Evaluation on Efficacy and Safety of Tribromoethanol and Tribromoethanol plus alpha2-Adrenergic Agonists in Different Mouse Strains

Affiliations
  • 1Department of Laboratory Animal Medicine, College of Veterinary Medicine, Konkuk University, Seoul, Korea. labvet@konkuk.ac.kr

Abstract

The present study was carried out to provide a guideline for injecting tribromoethanol (TBE) as the main anesthetic agent, while adjusting the doses of xylazine (X) and medetomidine (M) according to different strains of mice (male ICR, C57BL/6, and BALB/c). Seven intraperitoneal injection anesthesia protocols using TBE and mixtures of TBE and alpha2-adrenergic agonists (TBE/X and TBE/M) were compared in terms of their efficacy and safety (anesthetic duration, death rate, and the development of pathological lesions of abdominal organs). All animals that were injected with a low dose of TBE (200 mg/kg) displayed clear signs of light anesthesia with a strong pedal withdrawal reflex. Despite the good anesthetic effect, a high dose of TBE (400 mg/kg) was not a suitable anesthetic for major surgery in all mouse strains because of the risk of pathologic changes in the abdominal organs, such as retention of the digestive tract, peritonitis, and fibrinoid adhesion. TBE200/X10 and TBE200/M0.5 (TBE, 200 mg/kg; X, 10 mg/kg; M, 0.5 mg/kg) appeared to be safe and provided satisfactory anesthesia in ICR mice. Finally, there were clear differences in anesthetic efficacy among ICR, C57BL/6, and BALB/c strains. TBE/M and TBE/X did not anesthetize BALB/c mice, and it anesthetized C57BL/6 mice for a short time. When administered with TBE/X and TBE/M maintained the sedation of ICR mice. We were able to establish different regimes for each strain (TBE200/X20 for C57BL/6, TBE300/X10 and TBE200/M1 for BALB/c). Our results showed that TBE/X and TBE/M could be recommended as an anesthetic mixture, with the dose appropriately adjusted according to mouse strain.

Keyword

Anesthetic dose; strain difference; tribromoethanol; xylazine; medetomidine

MeSH Terms

Anesthesia
Anesthetics
Animals
Ethanol
Gastrointestinal Tract
Injections, Intraperitoneal
Light
Medetomidine
Mice
Mice, Inbred ICR
Peritonitis
Reflex
Retention (Psychology)
Sprains and Strains
Xylazine
Anesthetics
Ethanol
Medetomidine
Xylazine

Figure

  • Figure 1. Appearance of a mouse's abdominal cavity at 10 dpi. (A) Gross necropsy of ICR mice that received saline intraperitoneally. Normal appearance of the abdominal cavity is noted. (B) Gross necropsy of ICR mouse that received 400 mg/kg tribromoethanol (TBE) intraperitoneally. The stomach is grossly empty (thick, dark arrow). The intestine is distended with fluid and digested food, supporting a gross description of ileus (thin, dark arrow). (C) Thin abdominal wall and distension of the gastrointestinal tract found upon gross necropsy of C57BL/6 mouse that was administered 400 mg/kg TBE. (D) BALB/c mouse that received 400 mg/kg TBE showed focally extensive area of fibrous adhesion between the small intestine and cecum, which were filled with digested food (open arrow).

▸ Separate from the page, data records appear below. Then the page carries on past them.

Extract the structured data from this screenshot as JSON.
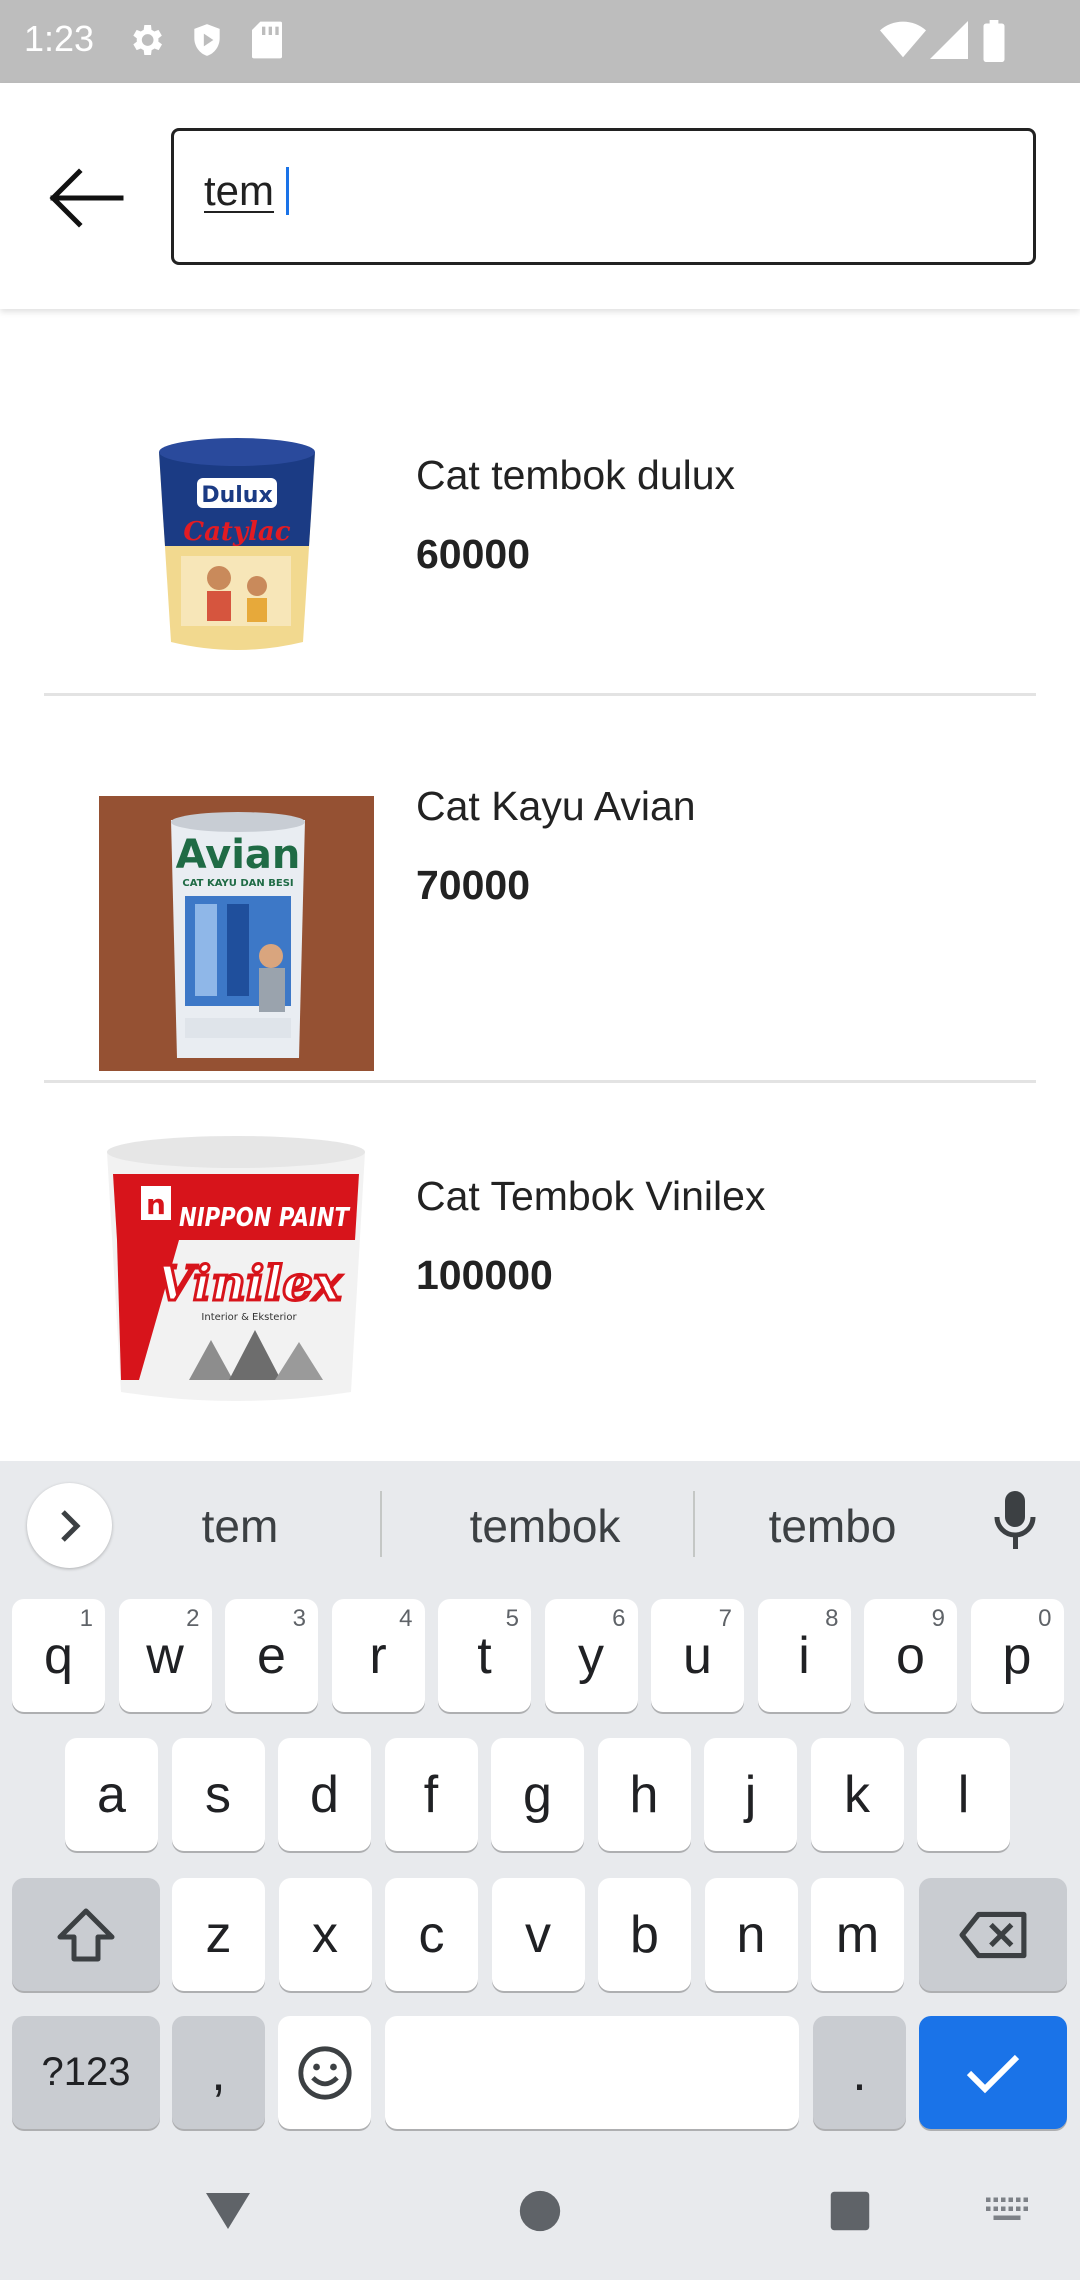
{
  "status_bar": {
    "time": "1:23",
    "icons": [
      "settings-icon",
      "shield-icon",
      "sd-card-icon",
      "wifi-icon",
      "signal-icon",
      "battery-icon"
    ]
  },
  "header": {
    "back_icon": "arrow-left-icon",
    "search": {
      "value": "tem",
      "placeholder": ""
    }
  },
  "products": [
    {
      "name": "Cat tembok dulux",
      "price": "60000",
      "image": "Dulux Catylac paint bucket"
    },
    {
      "name": "Cat Kayu Avian",
      "price": "70000",
      "image": "Avian Cat Kayu dan Besi paint can"
    },
    {
      "name": "Cat Tembok Vinilex",
      "price": "100000",
      "image": "Nippon Paint Vinilex paint bucket"
    }
  ],
  "product_image_text": {
    "dulux": {
      "brand": "Dulux",
      "line": "Catylac"
    },
    "avian": {
      "brand": "Avian",
      "sub": "CAT KAYU DAN BESI"
    },
    "vinilex": {
      "brand": "NIPPON PAINT",
      "line": "Vinilex",
      "tag": "Interior & Eksterior"
    }
  },
  "keyboard": {
    "suggestions": [
      "tem",
      "tembok",
      "tembo"
    ],
    "row1": [
      {
        "key": "q",
        "hint": "1"
      },
      {
        "key": "w",
        "hint": "2"
      },
      {
        "key": "e",
        "hint": "3"
      },
      {
        "key": "r",
        "hint": "4"
      },
      {
        "key": "t",
        "hint": "5"
      },
      {
        "key": "y",
        "hint": "6"
      },
      {
        "key": "u",
        "hint": "7"
      },
      {
        "key": "i",
        "hint": "8"
      },
      {
        "key": "o",
        "hint": "9"
      },
      {
        "key": "p",
        "hint": "0"
      }
    ],
    "row2": [
      "a",
      "s",
      "d",
      "f",
      "g",
      "h",
      "j",
      "k",
      "l"
    ],
    "row3": [
      "z",
      "x",
      "c",
      "v",
      "b",
      "n",
      "m"
    ],
    "symbols_label": "?123",
    "comma": ",",
    "period": ".",
    "accent_color": "#1a73e8"
  },
  "nav_bar": {
    "icons": [
      "back-triangle-icon",
      "home-circle-icon",
      "recents-square-icon",
      "keyboard-switch-icon"
    ]
  }
}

  • Figure 2. Microscopic photographs of gastrointestinal serosa in mice at 10 dpi. (A) Normal histology of large intestine from ICR mouse that was injected with saline intraperitoneally (bar, 100 µm). (B) Histopathology of a stomach from ICR mouse that received 400 mg/kg tribromoethanol (TBE) intraperitoneally. Section demonstrates intermixed mononuclear cells with the fibrous tissue in the serosa (arrow). Hematoxylin and eosin stain; bar, 50 µm (C) Histopathology of the large intestine from a C57BL/6 mouse that received 400 mg/kg TBE intraperitoneally. The section demonstrates fibrosis and inflammation of the serosa (arrow). Hematoxylin and eosin stain; bar, 200 µm. (D) Histopathology of the large intestine from a BALB/c mouse that was administered 400 mg/kg TBE intraperitoneally. This large intestine section demonstrates mononuclear cells intermixed with the fibrous tissue (arrow). Hematoxylin and eosin stain; bar, 200 µm.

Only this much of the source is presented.